From the outset with Mon Dieu, it was very much Kaas’s show. Her voice is distinctive, smokier and slightly deeper than Piaf’s. The show was carefully produced and choreographed and featured dancing (courtesy of Kaas and a contemporary dancer) and films and images (some of which had never been seen before) of Piaf broadcast on the screen behind her. The intro to Milord also displayed the acting – appealing, if unashamedly over the top – of the Lorraine-born diva.
Milord was also the most interesting piece musically; instead of the usual jaunty cabaret style backing, Korzeniowski slowed it right down and transposed it into a minor key giving a dark and perhaps ironic meaning to the song. Padam Padam was another highlight, but the anthemic chorus was muddied by the Albert Halls’s acoustic and it was difficult sometimes to hear the pulse of the music.

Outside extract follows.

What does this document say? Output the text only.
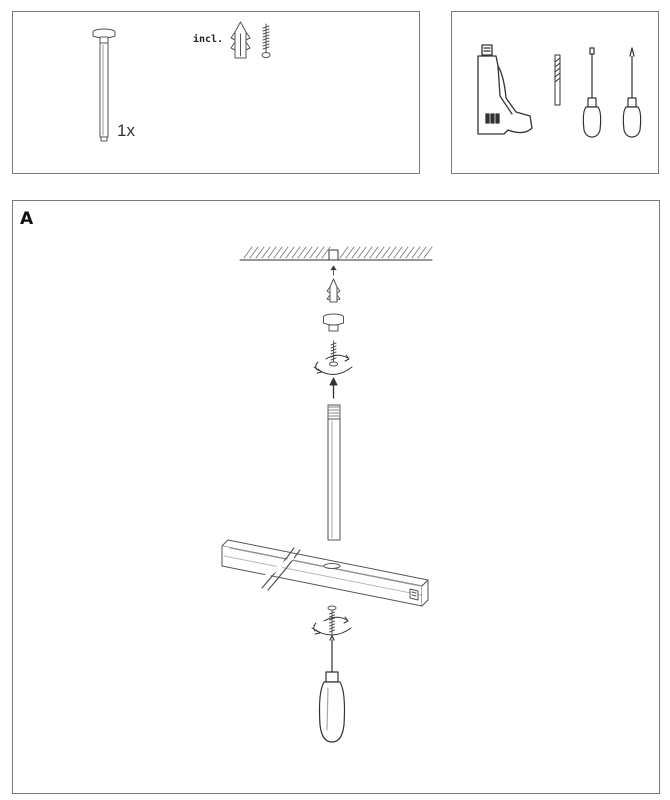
1x
incl.
A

She sang to a pre-recorded backing track made earlier by Korzeniowski, of the Royal Philharmonic Orchestra, which, at times, left the performance a little rigid and the arrangements, though lush and well executed, were often reminiscent of a Howard Shore film score; the hall’s sound did nothing to help either; at times it was impossible to hear her violinist.
The substantial Kaas fan-base in the hall had no such quibbles: I counted three standing ovations at the end of the night and at one point an audience member approached the stage with a bouquet of flowers! For those that enjoy elaborate stage shows, theatrical singing and dancing and the concept of the “diva” it would be a shame to miss.